Açlığa mahkûm etmeyin!
Fethullah Gülen, ellerini havaya kaldırıp beddua ederdi. Şimdi müntesipleri (bağlıları) ona beddua ediyorlardır. Hem de nasıl? Hiç bilmedikleri, hiç tahmin etmedikleri bir vaziyetle karşılaştılar. Akıllarına gelir miydi, "feyz" aldıklarını düşündükleri biri, bir "suç örgütü"nün başıdır.
"Örgüt", "teşkilât" karşılığı uydurulmuş bir kelimedir. Bir zamanlar Arapça-Farsça düşmanlığı zirvedeydi. Önüne gelen kendisince bir kelime uydurup Arapçadan Farçadan gelmiş, Türkçeye yerleşmiş, kullanmazsan meramını anlatamayacağın kelimeleri değiştiriyordu. Türkçe bu yüzden kısır. (Eski yazıdan binlerce sayfa yeni yazıya aktardım. Hiçbir kelimeyi, anlaşılmaz diye değiştirmedim. Nutuk'u da aynen yayınlıyorum!) Ama bazı uyduruk kelimeler işe yarıyor; "örgüt" gibi. "PKK teşkilâtı" diyemezsiniz; "PKK örgütü" dersiniz... DHKP-C de öyle... İllegal bütün organizasyonlar aynı: Örgüt.
Fethullaçılık da artık bir "örgüt"... PKK'dan farkı yok.
Fethullah Gülen, müntesiplerini yaktığı gibi, hiç ilgisi olmayan insanları da yaktı. F. Gülen'in müntesiplerinin birine bilmeden selâm veren, yan yana oturan da "örgüt" içi görülüp ya işinden ediliyor ya gözaltına alınıyor.
Zamanında "örgüt"ün açtığı mekteplerde okuyanlar da "suçlu". İstisnaları Ak Partililer. AKP'liysen, ister "örgüt başı"nın elini öpmüş ol, ister mektebinde okumuş ol; itibarlısın. Ak Partili değilsen yandın!
Başımıza geldi. Garabeti ortaya koymak için mecburen kendimizden örnek veriyoruz. Bahsetmiştim... İki yeğenimden biri "kahraman", biri "düşmen". İlahiyat öğrencisi yeğenim, şimdi 15 Temmuz direnişinin sembolü. Bilal hastahanede ziyaret ediyor, gazeteciler Yerköy'e evlerimize kadar gidip röportajlar yapıyorlar, "Köprü'de kurşunlara meydan okuyan gazi" diye manşetler atıyorlar. Sizler de televizyon kanallarında görmüşsünüzdür. Köprü başında herkes bir tarafa savrulurken, açık renkli tişörtlü bizimki sol kolu tek parmak işaretiyle havada tanka doğru yürüyor. Teatral bir tablo... Tabiî koluna kurşunu yiyor. Hâlâ yarası iyileşmedi ve parmaklarını oynatmakta güçlük çekiyor.

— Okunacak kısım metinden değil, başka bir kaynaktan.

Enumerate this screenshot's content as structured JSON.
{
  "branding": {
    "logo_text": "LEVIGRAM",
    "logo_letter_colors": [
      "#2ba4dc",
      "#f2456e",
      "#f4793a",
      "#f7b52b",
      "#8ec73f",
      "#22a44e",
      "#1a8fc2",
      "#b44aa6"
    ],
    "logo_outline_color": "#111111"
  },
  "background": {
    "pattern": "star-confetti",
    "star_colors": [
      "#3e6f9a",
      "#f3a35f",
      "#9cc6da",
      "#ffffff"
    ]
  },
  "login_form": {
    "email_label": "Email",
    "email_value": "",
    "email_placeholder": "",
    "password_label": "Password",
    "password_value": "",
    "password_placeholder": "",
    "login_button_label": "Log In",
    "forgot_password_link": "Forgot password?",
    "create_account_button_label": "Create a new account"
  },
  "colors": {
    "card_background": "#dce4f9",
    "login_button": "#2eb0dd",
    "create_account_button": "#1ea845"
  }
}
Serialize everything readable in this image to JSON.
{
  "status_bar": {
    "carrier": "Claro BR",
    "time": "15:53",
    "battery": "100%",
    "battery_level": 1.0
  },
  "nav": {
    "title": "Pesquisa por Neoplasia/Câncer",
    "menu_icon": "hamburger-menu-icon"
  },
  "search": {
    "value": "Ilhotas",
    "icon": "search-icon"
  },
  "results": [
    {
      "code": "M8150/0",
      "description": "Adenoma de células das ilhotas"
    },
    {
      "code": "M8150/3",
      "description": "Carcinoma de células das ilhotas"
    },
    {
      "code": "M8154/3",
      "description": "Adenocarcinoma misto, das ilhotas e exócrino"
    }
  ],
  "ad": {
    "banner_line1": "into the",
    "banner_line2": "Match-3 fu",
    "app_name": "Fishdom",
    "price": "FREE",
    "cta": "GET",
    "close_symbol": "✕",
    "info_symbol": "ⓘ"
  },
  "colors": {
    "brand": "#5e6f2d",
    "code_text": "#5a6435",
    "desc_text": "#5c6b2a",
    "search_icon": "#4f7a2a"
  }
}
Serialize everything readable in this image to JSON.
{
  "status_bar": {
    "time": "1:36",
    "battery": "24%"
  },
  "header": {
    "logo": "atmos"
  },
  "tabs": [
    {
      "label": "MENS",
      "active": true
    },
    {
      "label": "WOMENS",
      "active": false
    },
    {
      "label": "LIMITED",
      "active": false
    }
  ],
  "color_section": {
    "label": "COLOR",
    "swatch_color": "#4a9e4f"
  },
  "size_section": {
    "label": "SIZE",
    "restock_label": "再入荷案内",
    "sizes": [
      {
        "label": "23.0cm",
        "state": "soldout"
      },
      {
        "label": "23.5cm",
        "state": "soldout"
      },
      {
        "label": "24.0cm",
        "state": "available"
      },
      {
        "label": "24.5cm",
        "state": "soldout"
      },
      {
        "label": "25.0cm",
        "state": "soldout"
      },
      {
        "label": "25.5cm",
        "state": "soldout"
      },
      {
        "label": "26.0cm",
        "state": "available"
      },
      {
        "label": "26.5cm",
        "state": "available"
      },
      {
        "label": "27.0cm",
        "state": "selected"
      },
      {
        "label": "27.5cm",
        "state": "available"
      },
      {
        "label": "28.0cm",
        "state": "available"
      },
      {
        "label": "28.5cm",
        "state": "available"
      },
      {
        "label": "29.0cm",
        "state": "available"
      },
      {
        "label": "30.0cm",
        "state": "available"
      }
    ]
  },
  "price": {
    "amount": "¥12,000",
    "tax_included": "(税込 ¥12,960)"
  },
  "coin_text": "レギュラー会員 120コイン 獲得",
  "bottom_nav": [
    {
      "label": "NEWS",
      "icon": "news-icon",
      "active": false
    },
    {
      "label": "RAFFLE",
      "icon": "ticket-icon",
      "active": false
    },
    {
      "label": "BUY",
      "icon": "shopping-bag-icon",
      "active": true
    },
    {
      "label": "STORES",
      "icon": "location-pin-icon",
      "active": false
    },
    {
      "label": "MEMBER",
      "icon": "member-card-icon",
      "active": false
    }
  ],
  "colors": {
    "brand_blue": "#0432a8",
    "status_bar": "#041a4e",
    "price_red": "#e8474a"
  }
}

Bir başka yeğenim hâkim(di). Kızı önce açığa aldılar, sonra hâkimlikten attılar. Suçu ne? "Örgüt" zamanında devletle iç içeyken kolejlerinde okuması... Aile kökten Ülkücü. 12 Eylül öncesinde babasıyla emperyalistlerin maşalarına karşı sırt sırta vermiş, nelere göğüs germiştik... Hafta içinde 200 küsur hâkim ve savcıyı işten atıyorlar, yeğenim de içlerinde... Avukatlık bile yapamayacakmış.
Hadi bizimki karnını doyurur. Ya evine bakacaklar? Kaçının "örgüt" bağı olabilir ki... Üstelik bunların çoğunu işe alan da hâlen iktidarda olan Ak Parti... O zaman "işbirlikçilik"ten Ak Parti'ye de kilit vurmak gerekmez mi?!
Ya Bekir... Adalet Bakanı. F. Gülen'e vıcık vıcık övgüde sınır tanımıyordu.
Bekir'i de bakanlıktan atın!
Bunları kimseyi suçlamak, zan altında bırakmak için yazmıyorum. "Örgüt" açığa çıkmadan önceki yol kesişmelerini "suç" sayamazsınız.
Feryat, feryat, feryat!... Bana e-postalar geliyor. Zaman zaman veriyorum. Yine birini daha vereceğim. İnsanlar, nahak yere işlerinden ediliyorlar.
Ortalık durulduğunda, bir gün, yüzbinler, milyonlar karşınıza dikilip hak ararlarsa ne yapacaksınız?!